One day, I was in Africa, in a meeting with an executive director of an association of specialty coffees and I asked: “When you go to Brazil do you meet with black Brazilians?” And he, as an African, answered me: “Why would I do that? They are all truck drivers.” Then, I realized that we, people descending from Africans, did not know our history. They had given me the chance to give a lecture at the African specialty coffee association, in a conference in February 2019. And I started talking about the Africans who left the continent to work as slaves in Brazil, to work mainly in coffee plantations. And nobody in the audience knew about that.
There was a person watching, from the Tanzania Coffee Board, who said he never knew that Africans had been enslaved and brought to Brazil.
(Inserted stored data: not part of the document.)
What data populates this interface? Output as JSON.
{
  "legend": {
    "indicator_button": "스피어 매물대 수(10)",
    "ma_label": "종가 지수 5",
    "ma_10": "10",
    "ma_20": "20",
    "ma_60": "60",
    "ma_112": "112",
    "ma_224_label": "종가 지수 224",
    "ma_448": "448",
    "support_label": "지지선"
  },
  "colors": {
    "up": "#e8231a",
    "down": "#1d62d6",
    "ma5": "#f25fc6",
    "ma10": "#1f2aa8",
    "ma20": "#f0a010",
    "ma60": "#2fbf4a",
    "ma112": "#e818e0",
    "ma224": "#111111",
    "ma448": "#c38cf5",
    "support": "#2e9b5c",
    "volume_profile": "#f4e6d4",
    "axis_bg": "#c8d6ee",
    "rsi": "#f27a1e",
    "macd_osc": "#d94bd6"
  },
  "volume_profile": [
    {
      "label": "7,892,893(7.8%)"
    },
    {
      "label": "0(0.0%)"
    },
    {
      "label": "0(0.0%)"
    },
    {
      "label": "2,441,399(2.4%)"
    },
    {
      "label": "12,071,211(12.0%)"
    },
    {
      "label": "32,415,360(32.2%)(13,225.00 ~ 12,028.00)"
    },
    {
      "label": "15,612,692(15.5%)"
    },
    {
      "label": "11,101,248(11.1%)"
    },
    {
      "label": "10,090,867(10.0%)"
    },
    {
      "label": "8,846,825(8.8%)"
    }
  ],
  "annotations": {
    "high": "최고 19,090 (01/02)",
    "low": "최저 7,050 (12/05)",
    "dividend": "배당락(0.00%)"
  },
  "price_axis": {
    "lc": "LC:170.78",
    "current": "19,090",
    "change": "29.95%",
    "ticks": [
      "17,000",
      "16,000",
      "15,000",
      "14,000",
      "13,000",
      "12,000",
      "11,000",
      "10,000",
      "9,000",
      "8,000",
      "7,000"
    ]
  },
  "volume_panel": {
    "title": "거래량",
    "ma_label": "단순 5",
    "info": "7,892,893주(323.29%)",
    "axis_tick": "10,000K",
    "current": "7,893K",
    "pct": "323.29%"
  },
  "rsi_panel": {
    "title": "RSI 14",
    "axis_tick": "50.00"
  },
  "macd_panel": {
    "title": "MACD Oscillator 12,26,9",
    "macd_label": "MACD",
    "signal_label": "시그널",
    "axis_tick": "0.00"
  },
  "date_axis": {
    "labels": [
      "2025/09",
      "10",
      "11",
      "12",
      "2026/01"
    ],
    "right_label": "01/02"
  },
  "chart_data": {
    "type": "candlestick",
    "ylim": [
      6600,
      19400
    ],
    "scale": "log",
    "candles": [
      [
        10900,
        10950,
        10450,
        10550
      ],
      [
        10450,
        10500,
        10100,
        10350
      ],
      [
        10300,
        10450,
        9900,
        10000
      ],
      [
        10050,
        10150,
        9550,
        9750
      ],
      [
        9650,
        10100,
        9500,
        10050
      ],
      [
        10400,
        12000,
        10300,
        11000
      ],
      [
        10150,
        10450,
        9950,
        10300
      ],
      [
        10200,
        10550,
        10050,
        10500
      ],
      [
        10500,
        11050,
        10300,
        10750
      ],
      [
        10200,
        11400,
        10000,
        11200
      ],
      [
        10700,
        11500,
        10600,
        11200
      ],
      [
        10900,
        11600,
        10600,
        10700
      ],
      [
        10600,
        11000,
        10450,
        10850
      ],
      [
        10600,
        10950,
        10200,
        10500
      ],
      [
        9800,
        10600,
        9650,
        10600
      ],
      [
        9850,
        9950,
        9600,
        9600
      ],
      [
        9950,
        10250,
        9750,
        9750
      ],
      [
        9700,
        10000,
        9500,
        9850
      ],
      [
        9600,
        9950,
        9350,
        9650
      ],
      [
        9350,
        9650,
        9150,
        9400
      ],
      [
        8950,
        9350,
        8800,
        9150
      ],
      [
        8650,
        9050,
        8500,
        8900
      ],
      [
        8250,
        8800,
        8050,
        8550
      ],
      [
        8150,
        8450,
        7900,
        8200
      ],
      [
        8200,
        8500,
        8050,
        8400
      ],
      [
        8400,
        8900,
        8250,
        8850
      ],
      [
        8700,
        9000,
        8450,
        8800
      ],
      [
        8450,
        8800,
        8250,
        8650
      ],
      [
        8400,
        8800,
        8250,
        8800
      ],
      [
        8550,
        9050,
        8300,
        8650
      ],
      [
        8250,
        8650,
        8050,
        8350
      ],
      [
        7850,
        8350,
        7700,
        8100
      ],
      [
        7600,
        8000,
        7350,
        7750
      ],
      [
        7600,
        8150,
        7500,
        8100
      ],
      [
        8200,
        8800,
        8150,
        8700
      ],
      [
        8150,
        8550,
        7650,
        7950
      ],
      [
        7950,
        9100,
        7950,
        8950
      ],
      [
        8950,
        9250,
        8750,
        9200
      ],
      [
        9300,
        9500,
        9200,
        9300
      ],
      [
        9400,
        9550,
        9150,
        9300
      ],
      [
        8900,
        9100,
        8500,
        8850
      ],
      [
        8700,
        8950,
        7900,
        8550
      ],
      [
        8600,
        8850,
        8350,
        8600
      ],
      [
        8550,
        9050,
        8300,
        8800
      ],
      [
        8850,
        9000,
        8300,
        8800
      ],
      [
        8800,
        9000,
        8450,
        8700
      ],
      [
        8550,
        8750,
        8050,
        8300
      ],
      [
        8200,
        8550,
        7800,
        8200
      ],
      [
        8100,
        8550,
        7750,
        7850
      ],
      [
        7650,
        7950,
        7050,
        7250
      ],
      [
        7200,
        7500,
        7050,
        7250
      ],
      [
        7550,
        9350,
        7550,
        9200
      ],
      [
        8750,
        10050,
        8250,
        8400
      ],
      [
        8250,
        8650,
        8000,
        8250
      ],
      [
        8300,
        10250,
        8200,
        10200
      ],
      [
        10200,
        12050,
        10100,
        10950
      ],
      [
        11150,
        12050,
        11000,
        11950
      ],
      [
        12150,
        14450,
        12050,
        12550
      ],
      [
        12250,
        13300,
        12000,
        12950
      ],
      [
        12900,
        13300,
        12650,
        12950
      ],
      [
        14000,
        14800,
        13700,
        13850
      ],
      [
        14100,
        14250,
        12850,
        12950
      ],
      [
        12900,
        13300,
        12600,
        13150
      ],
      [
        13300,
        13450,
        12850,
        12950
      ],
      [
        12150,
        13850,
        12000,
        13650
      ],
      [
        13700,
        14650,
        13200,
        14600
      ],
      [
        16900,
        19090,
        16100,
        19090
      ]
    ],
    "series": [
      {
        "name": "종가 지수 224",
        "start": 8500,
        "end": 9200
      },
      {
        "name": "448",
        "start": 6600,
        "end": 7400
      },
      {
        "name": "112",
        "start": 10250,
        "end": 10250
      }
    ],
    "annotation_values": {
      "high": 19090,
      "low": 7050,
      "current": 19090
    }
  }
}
I was very indignant. Because the Africans who went to Brazil were mostly from East Africa, that is, from the other African side. And I was very sad. Because I am an African American descendant and I know where I came from. And this is not just about history, but about how we live and are treated today. I am one of those descendants, but it turns out that my family ended up in the USA, at a cotton farm. The only difference is that it was cotton, not coffee. I needed to do something.
Another Brazilian friend of mine, Miriam Aguiar, from the Cachoeira farm, in Santo Antônio do Amparo, was interested in the subject, did some research, and at her own farm there was a small community of black workers who helped with the harvest. Until I finally went to Brazil to meet them.
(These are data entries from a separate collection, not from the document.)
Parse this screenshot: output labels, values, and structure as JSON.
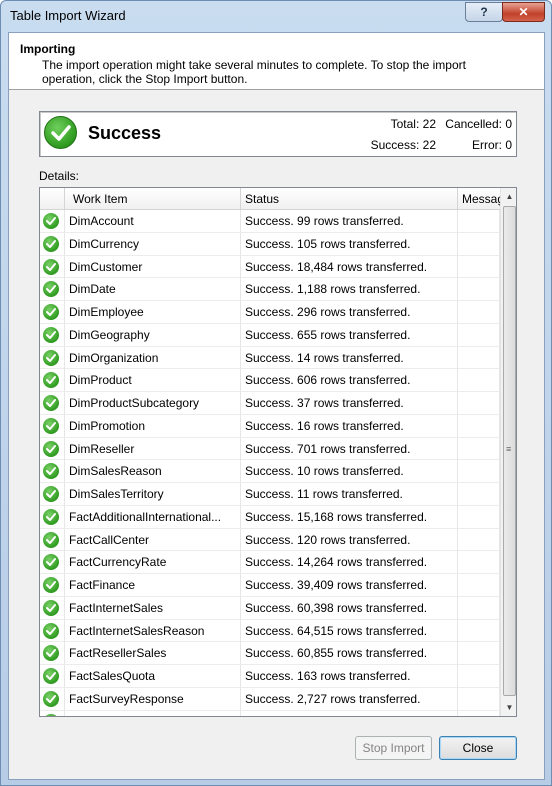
{
  "window": {
    "title": "Table Import Wizard",
    "help_label": "?",
    "close_label": "✕"
  },
  "header": {
    "title": "Importing",
    "description": "The import operation might take several minutes to complete. To stop the import operation, click the Stop Import button."
  },
  "summary": {
    "status": "Success",
    "total": "Total: 22",
    "cancelled": "Cancelled: 0",
    "success": "Success: 22",
    "error": "Error: 0"
  },
  "details": {
    "label": "Details:",
    "columns": {
      "work_item": "Work Item",
      "status": "Status",
      "message": "Message"
    },
    "rows": [
      {
        "item": "DimAccount",
        "status": "Success. 99 rows transferred."
      },
      {
        "item": "DimCurrency",
        "status": "Success. 105 rows transferred."
      },
      {
        "item": "DimCustomer",
        "status": "Success. 18,484 rows transferred."
      },
      {
        "item": "DimDate",
        "status": "Success. 1,188 rows transferred."
      },
      {
        "item": "DimEmployee",
        "status": "Success. 296 rows transferred."
      },
      {
        "item": "DimGeography",
        "status": "Success. 655 rows transferred."
      },
      {
        "item": "DimOrganization",
        "status": "Success. 14 rows transferred."
      },
      {
        "item": "DimProduct",
        "status": "Success. 606 rows transferred."
      },
      {
        "item": "DimProductSubcategory",
        "status": "Success. 37 rows transferred."
      },
      {
        "item": "DimPromotion",
        "status": "Success. 16 rows transferred."
      },
      {
        "item": "DimReseller",
        "status": "Success. 701 rows transferred."
      },
      {
        "item": "DimSalesReason",
        "status": "Success. 10 rows transferred."
      },
      {
        "item": "DimSalesTerritory",
        "status": "Success. 11 rows transferred."
      },
      {
        "item": "FactAdditionalInternational...",
        "status": "Success. 15,168 rows transferred."
      },
      {
        "item": "FactCallCenter",
        "status": "Success. 120 rows transferred."
      },
      {
        "item": "FactCurrencyRate",
        "status": "Success. 14,264 rows transferred."
      },
      {
        "item": "FactFinance",
        "status": "Success. 39,409 rows transferred."
      },
      {
        "item": "FactInternetSales",
        "status": "Success. 60,398 rows transferred."
      },
      {
        "item": "FactInternetSalesReason",
        "status": "Success. 64,515 rows transferred."
      },
      {
        "item": "FactResellerSales",
        "status": "Success. 60,855 rows transferred."
      },
      {
        "item": "FactSalesQuota",
        "status": "Success. 163 rows transferred."
      },
      {
        "item": "FactSurveyResponse",
        "status": "Success. 2,727 rows transferred."
      },
      {
        "item": "",
        "status": ""
      }
    ]
  },
  "buttons": {
    "stop_import": "Stop Import",
    "close": "Close"
  },
  "icons": {
    "status_icon": "success-check-icon",
    "row_icon": "success-check-icon"
  },
  "colors": {
    "success_green": "#2e9a1e",
    "title_bar": "#c9dcf0",
    "close_button_red": "#c1412a"
  }
}
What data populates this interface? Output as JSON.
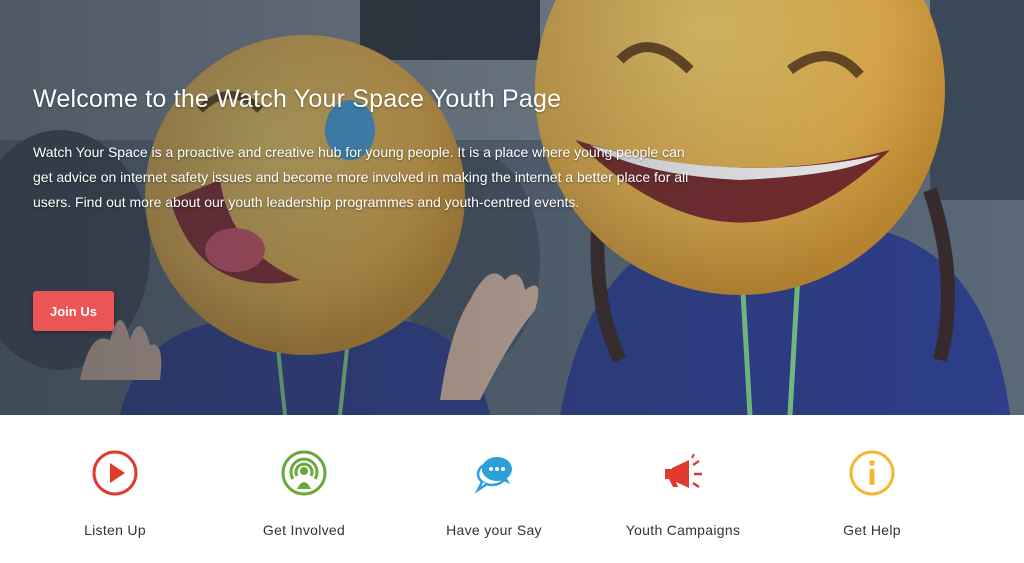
{
  "hero": {
    "title": "Welcome to the Watch Your Space Youth Page",
    "description": "Watch Your Space is a proactive and creative hub for young people. It is a place where young people can get advice on internet safety issues and become more involved in making the internet a better place for all users. Find out more about our youth leadership programmes and youth-centred events.",
    "cta_label": "Join Us",
    "cta_color": "#ec5555"
  },
  "features": [
    {
      "label": "Listen Up",
      "icon": "play-circle-icon",
      "color": "#e03a2f"
    },
    {
      "label": "Get Involved",
      "icon": "podcast-person-icon",
      "color": "#6aaa3a"
    },
    {
      "label": "Have your Say",
      "icon": "chat-bubbles-icon",
      "color": "#2a9fd8"
    },
    {
      "label": "Youth Campaigns",
      "icon": "megaphone-icon",
      "color": "#e03a2f"
    },
    {
      "label": "Get Help",
      "icon": "info-circle-icon",
      "color": "#f5b731"
    }
  ]
}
“At first, I didn’t talk about skin color; we just talked about coffee. Suddenly, they started talking about their families, their traditions, their work in the field, their good memories. The next day, we had a new event and they told me that when they saw me getting out of the car, they realized that they were no longer invisible and that their life mattered. They were so happy and proud of the importance of their work that I decided to tell the story of these people a little bit. And that was how the idea for the book I just launched emerged. They deserved it.
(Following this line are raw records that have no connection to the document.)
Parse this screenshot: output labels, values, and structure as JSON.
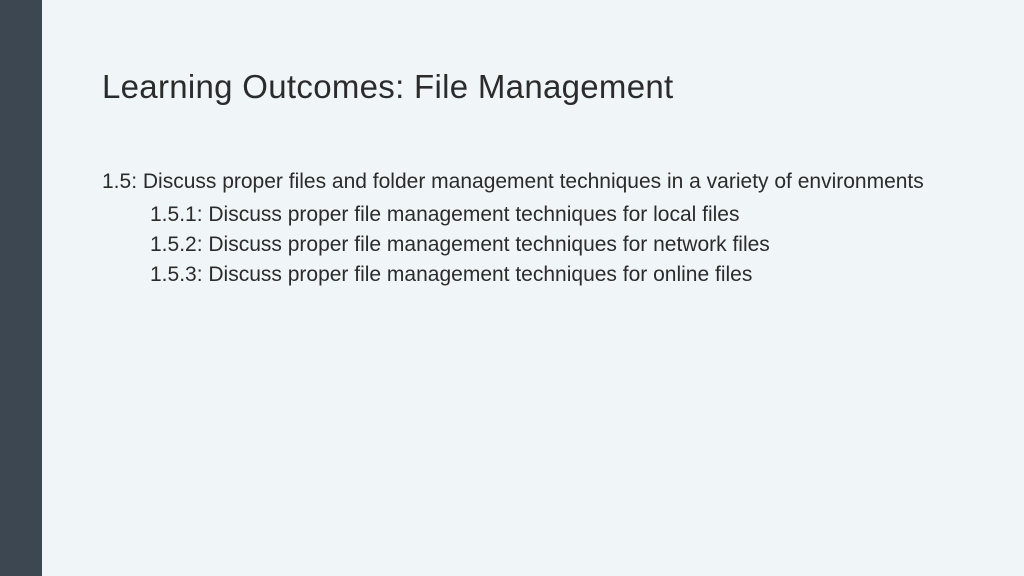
{
  "title": "Learning Outcomes: File Management",
  "mainItem": "1.5: Discuss proper files and folder management techniques in a variety of environments",
  "subItems": [
    "1.5.1: Discuss proper file management techniques for local files",
    "1.5.2: Discuss proper file management techniques for network files",
    "1.5.3: Discuss proper file management techniques for online files"
  ]
}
Grão Especial – What does this book mean for the recognition of the importance of black Brazilians to develop the coffee culture?
Phyllis Johnson – I think this is the first step and I also intend to get involved a little more with the work of quilombolas that produce specialty coffee, mainly in Bahia.
Grão Especial – Tell us a little about the book named The Triumph, Black Brazilians in Coffee.
Phyllis Johnson – In short, the book tells the stories and struggles of two Afro-descendants’ families, whose past is intertwined with the culture of coffee in Brazil, when the first slaves arrived and were taken to work at coffee farms.
Grão Especial – Which are the next steps?
Phyllis Jonhson – The next step is to work for the NGO Coffee Coalition. I’m in the land of Martin Luther King, I have to do something, but with the weapons I have, with my writing and buying specialty coffees. Each one uses the weapons they have. Most people do nothing because their work would represent very little. But if everyone does just a little bit, we will be able to eradicate racism. All proceeds from the sale of the book will go to the NGO Coffee Coalition for Racial Equity and the two families portrayed in the book.